The terrorism suspects sued Boeing subsidiary Jeppesen Dataplan in 2007 for transferring them to prisons around the world where, they claim, they were tortured.
The high court has refused several other appeals based on the government's invocation of state secrets to derail lawsuits.
“The existence of these prisons and the existence of the program has been acknowledged by the Bush administration and later by the Obama administration,” Casey told RT. “But somehow these people who’ve been tortured and really have been through terrible situations do not get their day in court because the Supreme Court decided not to hear the appeal.”
“When Obama took office he promised transparency, promised his administration would be open and above board and let people know what they are doing,” Casey said. “We really don’t know what’s happening. And it’s very possible this program is continuing in this way or another.”
“The practice of torture is illegal, it’s immoral, it’s completely forbidden by international conventions, including the Geneva Convention – which the US is supposed to be a party to” Casey noted. “This is illegal activity, and by using the cover of ‘state secrets would be revealed’ – it’s just a way of continuing not to have accountability for this program, and by the Supreme Court passing on even hearing it, it means they are not living up to their constitutional responsibility to oversee what the executive branch is doing.”
Eric Montalvo, a US military attorney who has defended detainees at Guantanamo Bay, thinks there are ways to review such matters behind closed doors.
“I don’t understand exactly what the administration is trying to resolve here by asserting the ‘states secret’ position,” he said.
“The US is not interested in revealing its cooperation with various nations,” he said. “Some of them, if they did reveal they’re cooperating with the US, it would create internal problems for them. So I think this is more a matter of diplomacy than a legal position.”
The director of the Institute for Policy Studies, Phyllis Bennis, talked to RT about why she thinks the latest decisions by the government and the Supreme Court pose a threat to the US justice system.
“By refusing to hear this case, they leave in place a ruling that essentially says the federal government – whenever they choose – can stop a lawsuit on the grounds of what is called ‘state privilege’ or ‘state security’ without any judicial oversight. It’s very dangerous,” she said.

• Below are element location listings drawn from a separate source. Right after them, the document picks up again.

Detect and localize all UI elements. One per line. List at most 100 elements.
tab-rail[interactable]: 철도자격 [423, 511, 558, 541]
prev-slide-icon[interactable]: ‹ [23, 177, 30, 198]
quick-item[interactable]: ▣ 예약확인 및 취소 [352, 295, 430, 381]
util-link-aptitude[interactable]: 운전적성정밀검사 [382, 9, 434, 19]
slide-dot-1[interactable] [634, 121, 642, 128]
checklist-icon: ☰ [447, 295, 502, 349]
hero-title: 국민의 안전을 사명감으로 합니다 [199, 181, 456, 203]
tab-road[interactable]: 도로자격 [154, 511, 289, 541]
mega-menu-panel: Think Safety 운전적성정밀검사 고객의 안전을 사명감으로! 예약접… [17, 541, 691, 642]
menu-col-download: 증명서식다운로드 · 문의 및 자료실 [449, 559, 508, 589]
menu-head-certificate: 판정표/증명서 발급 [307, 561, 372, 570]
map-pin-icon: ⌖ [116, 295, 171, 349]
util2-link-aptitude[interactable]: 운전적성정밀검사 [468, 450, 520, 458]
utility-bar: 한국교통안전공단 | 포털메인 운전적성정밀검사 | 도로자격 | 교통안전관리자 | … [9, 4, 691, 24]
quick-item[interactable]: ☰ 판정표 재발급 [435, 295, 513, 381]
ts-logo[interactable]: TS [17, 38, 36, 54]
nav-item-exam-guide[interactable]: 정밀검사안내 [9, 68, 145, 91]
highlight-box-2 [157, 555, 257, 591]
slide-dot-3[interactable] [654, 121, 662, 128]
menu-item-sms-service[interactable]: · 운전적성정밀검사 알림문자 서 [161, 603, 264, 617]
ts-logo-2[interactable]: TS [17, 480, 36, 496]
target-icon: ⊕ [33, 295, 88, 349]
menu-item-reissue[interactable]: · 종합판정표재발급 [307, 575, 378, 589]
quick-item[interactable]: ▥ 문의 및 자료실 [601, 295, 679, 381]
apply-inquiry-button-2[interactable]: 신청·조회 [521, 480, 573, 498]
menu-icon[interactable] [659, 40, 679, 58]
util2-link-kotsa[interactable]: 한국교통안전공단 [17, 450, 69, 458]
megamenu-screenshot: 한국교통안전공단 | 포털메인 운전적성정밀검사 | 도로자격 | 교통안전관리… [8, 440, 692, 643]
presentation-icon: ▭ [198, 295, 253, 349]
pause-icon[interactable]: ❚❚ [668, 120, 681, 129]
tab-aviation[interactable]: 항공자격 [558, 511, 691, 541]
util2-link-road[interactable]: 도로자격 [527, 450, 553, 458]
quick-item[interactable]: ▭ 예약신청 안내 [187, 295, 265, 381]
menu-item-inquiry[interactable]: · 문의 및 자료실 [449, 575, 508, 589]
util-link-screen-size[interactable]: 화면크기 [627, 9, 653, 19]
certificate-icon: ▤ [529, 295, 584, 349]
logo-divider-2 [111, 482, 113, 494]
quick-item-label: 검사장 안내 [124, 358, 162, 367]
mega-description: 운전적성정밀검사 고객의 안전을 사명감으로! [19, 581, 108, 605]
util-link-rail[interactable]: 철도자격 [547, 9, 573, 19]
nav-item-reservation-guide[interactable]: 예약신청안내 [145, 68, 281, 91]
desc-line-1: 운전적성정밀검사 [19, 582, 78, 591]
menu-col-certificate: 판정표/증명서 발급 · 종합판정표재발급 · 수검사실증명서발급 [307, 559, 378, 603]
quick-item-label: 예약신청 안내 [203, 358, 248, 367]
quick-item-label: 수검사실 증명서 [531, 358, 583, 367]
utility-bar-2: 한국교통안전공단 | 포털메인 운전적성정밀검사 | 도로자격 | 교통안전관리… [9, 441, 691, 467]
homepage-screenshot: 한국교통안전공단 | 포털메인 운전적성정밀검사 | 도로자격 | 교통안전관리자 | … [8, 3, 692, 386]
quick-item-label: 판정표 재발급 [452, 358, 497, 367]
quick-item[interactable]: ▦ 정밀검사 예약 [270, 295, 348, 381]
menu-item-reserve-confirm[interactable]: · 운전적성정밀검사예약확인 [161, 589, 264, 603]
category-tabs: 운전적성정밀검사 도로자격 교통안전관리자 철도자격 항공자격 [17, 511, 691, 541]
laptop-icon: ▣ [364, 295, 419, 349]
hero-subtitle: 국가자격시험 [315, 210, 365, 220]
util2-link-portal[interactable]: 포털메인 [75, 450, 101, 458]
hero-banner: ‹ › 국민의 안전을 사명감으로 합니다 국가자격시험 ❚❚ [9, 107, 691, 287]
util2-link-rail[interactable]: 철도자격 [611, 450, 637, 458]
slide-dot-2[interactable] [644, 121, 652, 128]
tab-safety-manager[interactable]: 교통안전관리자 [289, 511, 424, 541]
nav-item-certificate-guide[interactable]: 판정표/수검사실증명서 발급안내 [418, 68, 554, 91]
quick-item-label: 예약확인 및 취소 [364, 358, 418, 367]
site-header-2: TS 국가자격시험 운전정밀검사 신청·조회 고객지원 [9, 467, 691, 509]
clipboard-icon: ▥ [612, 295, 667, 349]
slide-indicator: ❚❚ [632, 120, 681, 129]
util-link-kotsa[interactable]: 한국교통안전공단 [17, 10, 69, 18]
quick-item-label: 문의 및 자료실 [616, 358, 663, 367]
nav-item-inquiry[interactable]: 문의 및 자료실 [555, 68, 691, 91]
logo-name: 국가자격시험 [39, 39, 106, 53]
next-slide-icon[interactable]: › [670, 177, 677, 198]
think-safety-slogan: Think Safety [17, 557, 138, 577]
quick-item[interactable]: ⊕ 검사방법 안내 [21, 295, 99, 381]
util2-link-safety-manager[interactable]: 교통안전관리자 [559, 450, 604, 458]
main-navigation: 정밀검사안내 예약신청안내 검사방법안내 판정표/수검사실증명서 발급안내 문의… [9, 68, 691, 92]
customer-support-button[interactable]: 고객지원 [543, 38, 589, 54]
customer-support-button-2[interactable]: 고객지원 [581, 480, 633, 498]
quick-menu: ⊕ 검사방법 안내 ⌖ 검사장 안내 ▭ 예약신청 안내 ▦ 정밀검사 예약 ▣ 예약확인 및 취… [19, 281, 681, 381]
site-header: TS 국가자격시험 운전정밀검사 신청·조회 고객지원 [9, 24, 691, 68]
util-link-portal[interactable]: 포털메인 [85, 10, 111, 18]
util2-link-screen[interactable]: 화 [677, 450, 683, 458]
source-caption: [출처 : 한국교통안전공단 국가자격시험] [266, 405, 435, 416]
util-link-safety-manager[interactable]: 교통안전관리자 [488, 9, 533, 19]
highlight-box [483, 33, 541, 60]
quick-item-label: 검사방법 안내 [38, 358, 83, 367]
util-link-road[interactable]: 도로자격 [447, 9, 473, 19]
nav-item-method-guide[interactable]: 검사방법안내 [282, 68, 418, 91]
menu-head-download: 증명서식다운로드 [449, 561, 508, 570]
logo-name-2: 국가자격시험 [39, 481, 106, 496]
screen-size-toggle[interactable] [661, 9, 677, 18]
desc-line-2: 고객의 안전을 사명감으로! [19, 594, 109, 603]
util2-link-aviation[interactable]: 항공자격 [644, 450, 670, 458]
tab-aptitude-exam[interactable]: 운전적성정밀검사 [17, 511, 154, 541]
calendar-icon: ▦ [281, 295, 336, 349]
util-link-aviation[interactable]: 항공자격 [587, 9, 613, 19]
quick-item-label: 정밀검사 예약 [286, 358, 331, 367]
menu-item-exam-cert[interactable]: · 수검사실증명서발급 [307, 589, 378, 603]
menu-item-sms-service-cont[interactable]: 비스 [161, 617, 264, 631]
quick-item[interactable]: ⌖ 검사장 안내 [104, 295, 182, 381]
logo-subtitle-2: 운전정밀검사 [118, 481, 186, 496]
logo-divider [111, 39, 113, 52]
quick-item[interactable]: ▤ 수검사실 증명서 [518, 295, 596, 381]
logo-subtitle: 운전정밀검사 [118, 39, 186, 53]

“Private corporations, private contractors are playing a far greater role in wars in Afghanistan, Iraq and elsewhere, as well as at home, in issues that once belonged solely to the government,” she continued. “And this is a huge problem, because it means that we see legal decisions are being carried out by private corporations. There’s even less accountability. There are even greater barriers between getting information about who is responsible, holding them accountable, bringing them to justice. This is a serious attack on the justice system of the US.”